Le théorème connu de nos jours sous le nom de « théorème de Pythagore » apparaît dans sa forme définitive, pour ce qui concerne la géométrie plane, comme la proposition 47 du livre I des Éléments d'Euclide : dans tout triangle rectangle, le carré construit sur l'hypoténuse est équivalent à (de même aire que) la somme des carrés construits sur les côtés perpendiculaires.

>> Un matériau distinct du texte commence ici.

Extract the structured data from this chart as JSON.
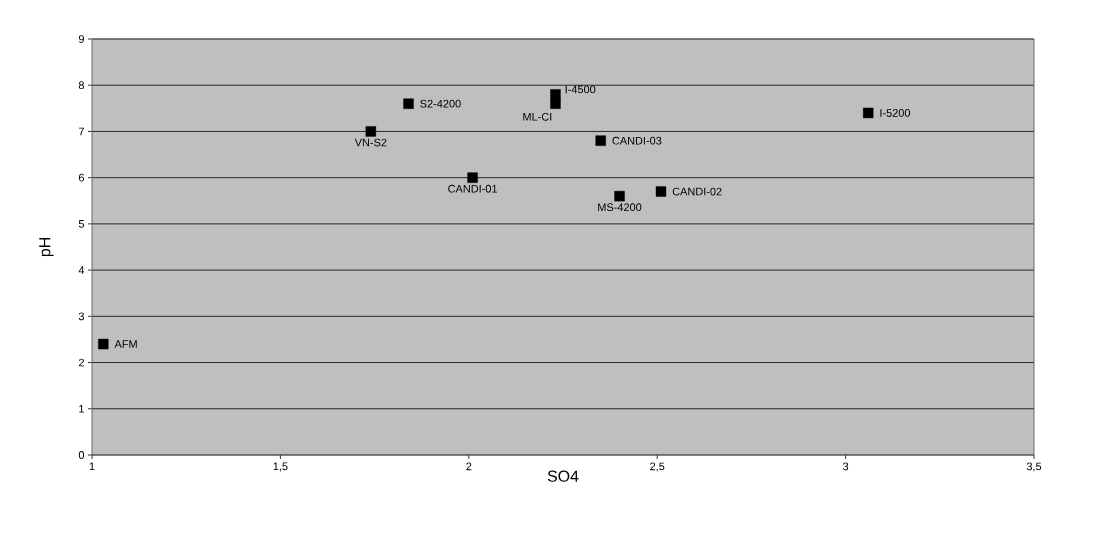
{
  "chart_data": {
    "type": "scatter",
    "xlabel": "SO4",
    "ylabel": "pH",
    "x": [
      1.03,
      1.74,
      1.84,
      2.01,
      2.23,
      2.23,
      2.35,
      2.4,
      2.51,
      3.06
    ],
    "values": [
      2.4,
      7.0,
      7.6,
      6.0,
      7.8,
      7.6,
      6.8,
      5.6,
      5.7,
      7.4
    ],
    "color": "#000000",
    "marker": "square",
    "grid": "y",
    "xlim": [
      1,
      3.5
    ],
    "ylim": [
      0,
      9
    ],
    "xticks": [
      1,
      {
        "value": 1.5,
        "label": "1,5"
      },
      2,
      {
        "value": 2.5,
        "label": "2,5"
      },
      3,
      {
        "value": 3.5,
        "label": "3,5"
      }
    ],
    "yticks": [
      0,
      1,
      2,
      3,
      4,
      5,
      6,
      7,
      8,
      9
    ],
    "annotations": [
      {
        "text": "AFM",
        "x": 1.03,
        "y": 2.4
      },
      {
        "text": "VN-S2",
        "x": 1.74,
        "y": 7.0
      },
      {
        "text": "S2-4200",
        "x": 1.84,
        "y": 7.6
      },
      {
        "text": "CANDI-01",
        "x": 2.01,
        "y": 6.0
      },
      {
        "text": "I-4500",
        "x": 2.23,
        "y": 7.8
      },
      {
        "text": "ML-CI",
        "x": 2.23,
        "y": 7.6
      },
      {
        "text": "CANDI-03",
        "x": 2.35,
        "y": 6.8
      },
      {
        "text": "MS-4200",
        "x": 2.4,
        "y": 5.6
      },
      {
        "text": "CANDI-02",
        "x": 2.51,
        "y": 5.7
      },
      {
        "text": "I-5200",
        "x": 3.06,
        "y": 7.4
      }
    ]
  }
}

La proposition suivante (numéro 48) est sa récipro­que : l'égalité des carrés implique que le triangle est rectangle. À aucun moment, Euclide n'associe le nom de Pythagore à ces deux propositions. Le texte contient une démonstration générale, illustrée par une figure chez Euclide, traduite ici en trois schémas. La démarche consiste à découper le carré construit sur l'hypoténuse en deux rectan­gles dont chacun a une aire égale à celle de l'un des carrés construits sur les côtés de l'angle droit.

 

 

 

Il suffit de démontrer que A = B, l'autre égalité s'ensuivant par symétrie. Les deux transformations (à droite) de la partie B permettent de le prouver.

 

 

 

Des origines mésopotamiennes

Dans la marge du bas, le copiste a ajouté, en guise de commentaire, un dessin représentant une démonstration plus facilement compréhensible, mais valable seulement dans un cas particulier, celui où le triangle rectangle est isocèle. Elle évoque le Ménon de Platon, écrit un siècle avant Euclide, toujours sans mention de Pythagore. Socrate y décrit la figure suivante, qu'on l'imagine avoir été tracée sur le sable : 

 

 En comptant les triangles, on montre que le carré (de biais et en jaune) construit sur l'hypoténuse est le double des petits carrés. 

 

 À partir de là, il est aisé de voir que l'aire du grand carré est le double de celle du carré de biais, en jaune. Cette figure nous fait remonter le temps de plus d'un millénaire, car le plus ancien vestige archéologique évoquant le théorème de Pythagore date de deux mille ans avant notre ère, et vient de Mésopotamie. Il s'agit d'une tablette d'argile pouvant tenir dans la paume d'une main, probablement un travail d'étudiant selon les archéologues, un exercice à résoudre contenant un énoncé et un résultat, comme toutes les autres tablettes à caractère mathématique retrouvées dans cette région.

 

 

Tablette YBC 7289 (Yale Babylonian Collection, université de Yale).

 

 

On y voit un carré divisé en quatre triangles rectan­gles isocèles. D'après le théorème de Pythagore, la diagonale est égale au côté du carré multiplié par la racine carrée de 2. La tablette contient également trois nombres écrits en cunéiforme :

 

 

Enquête sur une tablette

La difficulté, comme toujours dans la numération babylonienne, est que l'unité n'est pas précisée ! En analogie anachronique avec le système actuel, on pourrait dire que la virgule n'a pas été placée… ce qui est normal puisqu'elle ne sera introduite que plusieurs millénaires plus tard, à la Renaissance. En essayant plusieurs possibilités, on remarque que, si l'on place la virgule après le premier chiffre, ce nombre vaut 305 470 / 603 (soit 1,414212963…), ce qui constitue une excellente approximation de la racine carrée de 2 (environ 1,414213562). La différence d'un petit millio­nième entre ces deux nombres rend notre hypothèse très vraisemblable. Décrypté de la même manière, le second nombre donne 152 735 / 602 (soit 42,42638889…), qui est le produit de 30 par la racine carrée de 2. La diagonale du carré est donc ce second nombre, et non le premier ! Vu ainsi, l'exercice semble porter sur la multiplication par 30, ce qui revient, dans ce système de base 60, à diviser par 2 (comme multiplier par 5 revient à diviser par 2, puis décaler les chiffres, dans le système décimal). On trouve bien le résultat indiqué sur la tablette, et on imagine que le but de l'exercice pouvait être là.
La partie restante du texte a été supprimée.